As my parents gear up to move to North Carolina within the
next month or so, I reluctantly took a couple of boxes back to my dorm room at
the Academy to sort through. I had a
vague idea that this box of past treasures would unleash some distant memories
about people, places and things.
And so I lifted the lid of the first box and my eyes fell on
boring textbooks from my college days.
Kind of anticlimactic, isn’t it?
So I pulled out a thick book entitled Microcomputing. I remember taking the college course one
semester only to find out the next semester they bought brand new computers and
changed the entire course. The next
book was a very large algebra book. I
decided not to page through it and quickly set it aside. Math and I respect each other. I use it when I must but confess that I do
not go in search of math problems for fun!

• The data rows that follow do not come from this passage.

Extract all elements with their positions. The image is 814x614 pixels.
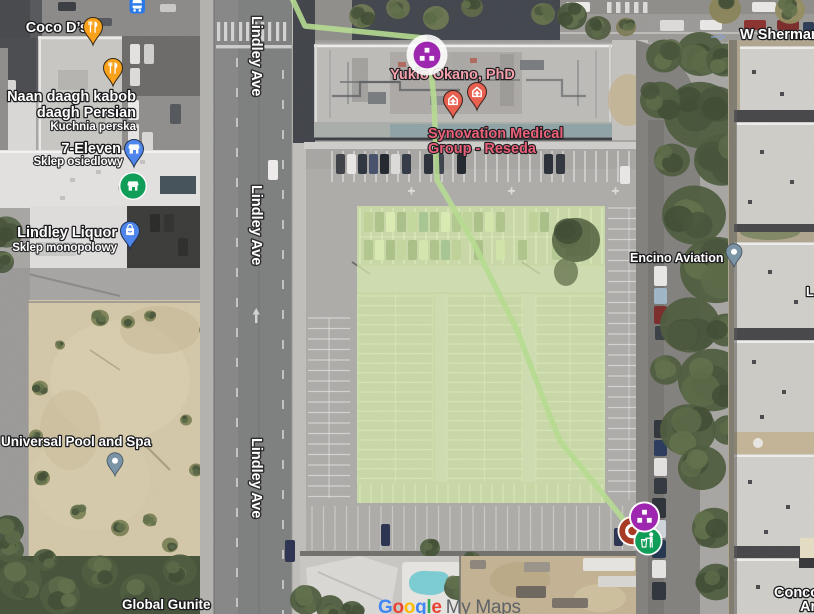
svg-text:Coco D’s: Coco D’s bbox=[26, 20, 88, 36]
svg-text:Lindley Ave: Lindley Ave bbox=[248, 16, 264, 96]
svg-text:Synovation Medical: Synovation Medical bbox=[428, 126, 563, 142]
svg-text:Encino Aviation: Encino Aviation bbox=[630, 251, 724, 265]
svg-text:W Sherman W: W Sherman W bbox=[740, 27, 814, 43]
svg-text:Sklep osiedlowy: Sklep osiedlowy bbox=[34, 156, 124, 168]
svg-text:Group - Reseda: Group - Reseda bbox=[428, 141, 537, 157]
svg-text:daagh Persian: daagh Persian bbox=[37, 105, 136, 121]
svg-text:Universal Pool and Spa: Universal Pool and Spa bbox=[1, 434, 152, 449]
svg-text:Lindley Liquor: Lindley Liquor bbox=[17, 225, 117, 241]
svg-text:Yukio Okano, PhD: Yukio Okano, PhD bbox=[390, 67, 515, 83]
svg-text:Lindley Ave: Lindley Ave bbox=[248, 185, 264, 265]
svg-text:Lindley Ave: Lindley Ave bbox=[248, 438, 264, 518]
svg-text:7-Eleven: 7-Eleven bbox=[61, 141, 121, 157]
svg-text:GoogleMy Maps: GoogleMy Maps bbox=[378, 597, 521, 614]
svg-text:L: L bbox=[806, 284, 814, 299]
svg-text:Global Gunite: Global Gunite bbox=[122, 597, 211, 612]
svg-text:Ar: Ar bbox=[800, 599, 814, 614]
svg-text:Sklep monopolowy: Sklep monopolowy bbox=[12, 242, 117, 254]
svg-text:Naan daagh kabob: Naan daagh kabob bbox=[7, 89, 136, 105]
svg-text:Kuchnia perska: Kuchnia perska bbox=[50, 121, 136, 133]
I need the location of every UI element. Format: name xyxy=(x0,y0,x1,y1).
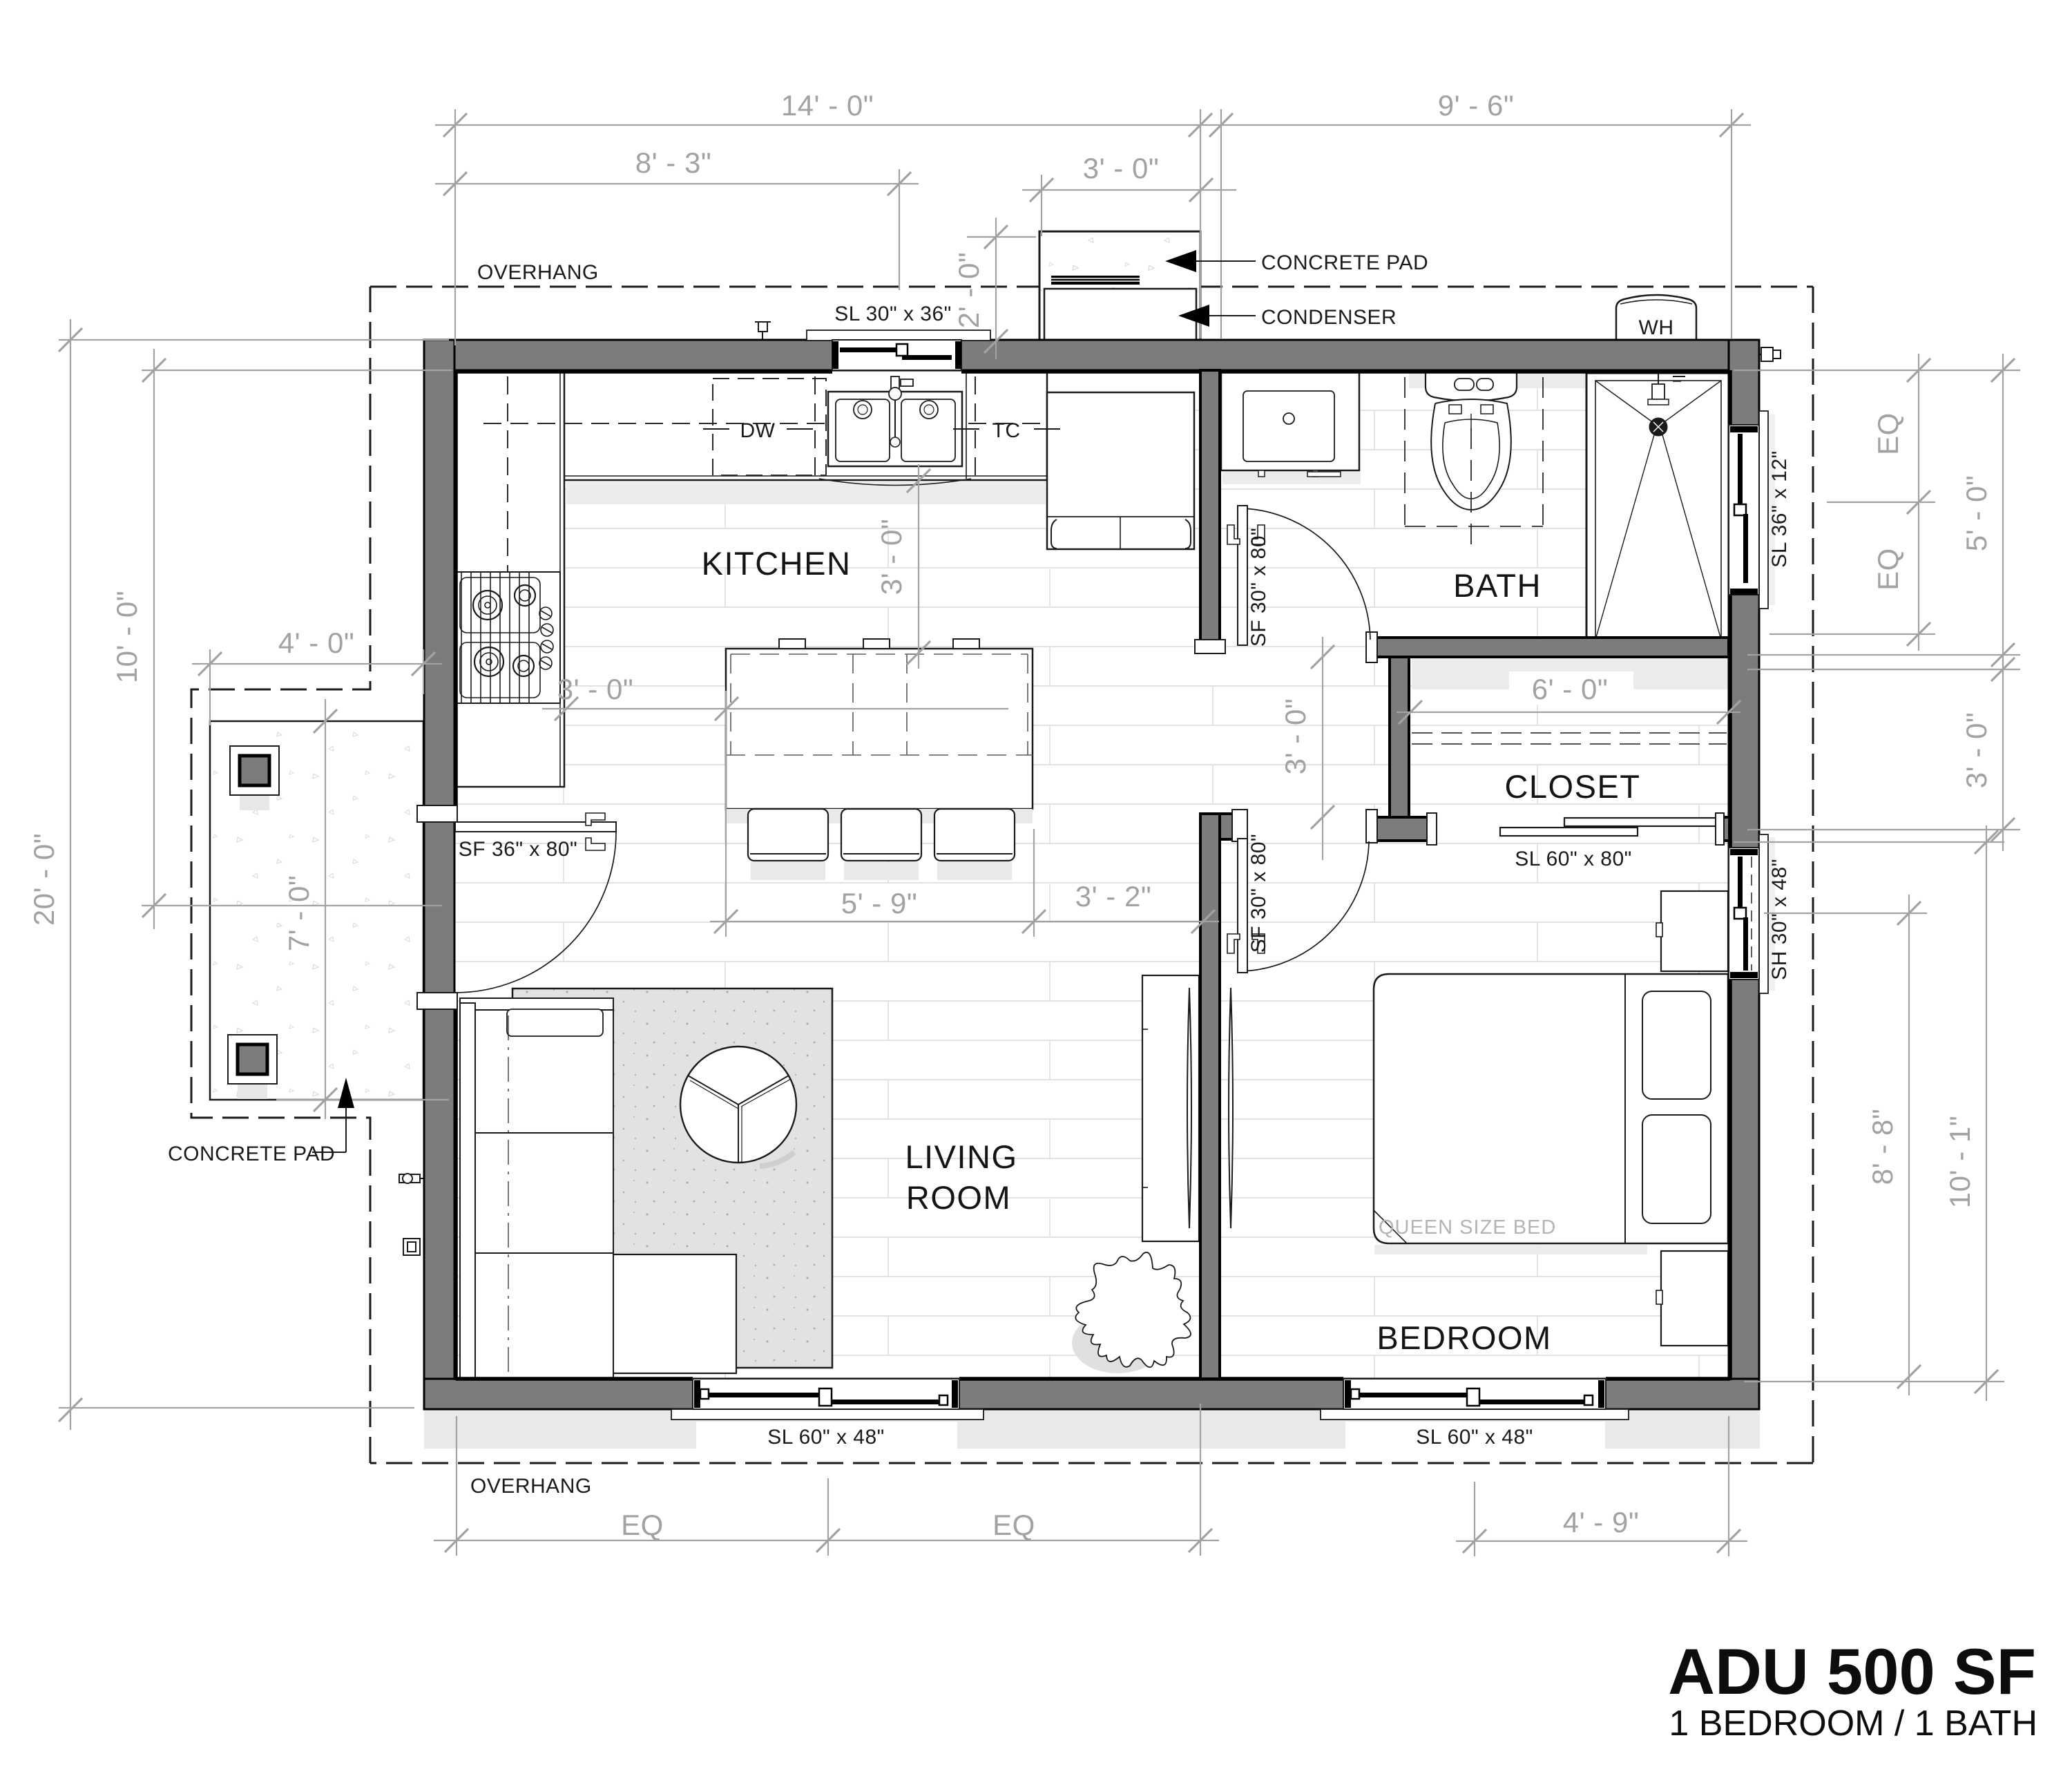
svg-text:20' - 0": 20' - 0" xyxy=(28,833,60,926)
svg-text:5' - 0": 5' - 0" xyxy=(1960,475,1993,551)
svg-text:3' - 2": 3' - 2" xyxy=(1075,880,1151,913)
svg-text:DW: DW xyxy=(740,419,776,442)
svg-text:14' - 0": 14' - 0" xyxy=(781,89,874,122)
svg-text:QUEEN SIZE BED: QUEEN SIZE BED xyxy=(1379,1216,1556,1239)
svg-text:OVERHANG: OVERHANG xyxy=(470,1475,592,1498)
svg-text:SL 60" x 48": SL 60" x 48" xyxy=(1416,1426,1533,1449)
svg-text:CLOSET: CLOSET xyxy=(1504,768,1640,805)
svg-text:SH 30" x 48": SH 30" x 48" xyxy=(1768,859,1791,980)
svg-text:SL 60" x 48": SL 60" x 48" xyxy=(767,1426,885,1449)
svg-text:BEDROOM: BEDROOM xyxy=(1376,1319,1551,1356)
svg-text:SL 36" x 12": SL 36" x 12" xyxy=(1768,450,1791,568)
svg-text:4' - 9": 4' - 9" xyxy=(1563,1506,1639,1538)
svg-text:10' - 1": 10' - 1" xyxy=(1944,1116,1976,1208)
svg-text:1 BEDROOM / 1 BATH: 1 BEDROOM / 1 BATH xyxy=(1669,1703,2037,1744)
svg-text:LIVING: LIVING xyxy=(905,1138,1017,1175)
svg-text:TC: TC xyxy=(992,419,1021,442)
svg-text:8' - 8": 8' - 8" xyxy=(1866,1109,1899,1185)
svg-text:7' - 0": 7' - 0" xyxy=(282,875,315,951)
svg-text:2' - 0": 2' - 0" xyxy=(952,252,985,328)
svg-text:4' - 0": 4' - 0" xyxy=(278,627,354,659)
svg-text:OVERHANG: OVERHANG xyxy=(477,261,599,284)
svg-text:SF 36" x 80": SF 36" x 80" xyxy=(459,838,577,861)
svg-text:EQ: EQ xyxy=(1872,548,1904,591)
svg-text:3' - 0": 3' - 0" xyxy=(875,519,908,595)
svg-text:SF 30" x 80": SF 30" x 80" xyxy=(1247,528,1270,647)
svg-text:EQ: EQ xyxy=(1872,412,1904,455)
svg-text:6' - 0": 6' - 0" xyxy=(1532,673,1608,705)
svg-text:ADU 500 SF: ADU 500 SF xyxy=(1668,1635,2036,1708)
svg-text:SL 60" x 80": SL 60" x 80" xyxy=(1515,848,1632,870)
svg-text:8' - 3": 8' - 3" xyxy=(635,146,711,179)
svg-text:CONCRETE PAD: CONCRETE PAD xyxy=(1261,251,1428,274)
svg-text:KITCHEN: KITCHEN xyxy=(702,545,852,582)
svg-text:ROOM: ROOM xyxy=(906,1179,1011,1216)
svg-text:SL 30" x 36": SL 30" x 36" xyxy=(834,303,952,325)
svg-text:9' - 6": 9' - 6" xyxy=(1438,89,1514,122)
svg-text:CONDENSER: CONDENSER xyxy=(1261,306,1397,329)
svg-text:EQ: EQ xyxy=(621,1509,664,1541)
svg-text:5' - 9": 5' - 9" xyxy=(841,887,917,919)
svg-text:CONCRETE PAD: CONCRETE PAD xyxy=(168,1143,335,1165)
svg-text:3' - 0": 3' - 0" xyxy=(1279,698,1312,774)
svg-text:EQ: EQ xyxy=(992,1509,1035,1541)
svg-text:WH: WH xyxy=(1639,316,1674,339)
svg-text:SF 30" x 80": SF 30" x 80" xyxy=(1247,834,1270,953)
svg-text:3' - 0": 3' - 0" xyxy=(1083,152,1159,184)
svg-text:3' - 0": 3' - 0" xyxy=(1960,712,1993,788)
svg-text:10' - 0": 10' - 0" xyxy=(111,591,143,683)
svg-text:3' - 0": 3' - 0" xyxy=(557,673,633,705)
svg-text:BATH: BATH xyxy=(1453,567,1542,604)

Then I came across something a little more exciting: a
little shopping bag with several ‘folders’ of pictures in them. I eagerly opened the first folder, wondering
what pictures hid within. As I viewed
the pictures, memories began to flash through my mind of a D.C. trip with my
youth group, a LIFE conference out in Colorado Springs with certain members of
my youth group, pictures of my brother when he was very small (hard to believe
he is married now and has a child!), some concert and pictures of clouds from
an airplane (its not often you see the top of clouds and a world below from an
airplane) and rainbows at various times.
My mind easily recalled most of the names of the people in my youth
group and I began to wonder what happened to each of them.
Where are they now?
Are they still following the Lord after twenty years? Are they married? Do they have families of their own? Questions.
Ponderings. Memories.
I set the pictures down and rummaged through the old gems
again. This time I pulled out a stack
of statistics of when I played football, jr. high basketball and ran
track. Certificates, a handful of
ribbons of various colors, copies of newspaper articles and pins to decorate
some coat were stuffed near the bottom of this box—long forgotten by their
owner. Memories of certain games
flooded my mind—our first jr. high basketball game where we lost 58 to 8 or my
jr. high football games where we won all our games except the last, which we
tied.
Then I pulled out a peculiar treasure: a deck of ‘snake cards.’ Yup, I liked those slithering reptiles when I was growing up. For some reason they always fascinated me though I could not tell you why. I always wanted a pet snake but my mom always said, “You’ll have to keep it outside.”
“Why?” I typically answered.
“What if it escapes?” She typically answered.
So I never really had a pet snake. I caught them occasionally, kept them for a day or so and then
would let them go.
Then came a stack of various magazines: some from my
denomination, some religious ones and a couple of teenage magazines geared for
the ‘average teenager’ (this was before cell phones, twitter, facebook and the
internet—yeah, I know, I lived in the ‘stone age’ back then!) I paged through one of the teenage magazines
and came across an article entitled, ‘The Boredom Zone.’ Next to it was a little quote that read:
“Most boring Sermon: In 1977, Rev. Tony Leyva preached to his congregation in
West Palm Beach—for 72 hours.” That’s a
very long time to listen to a sermon, much less preach one!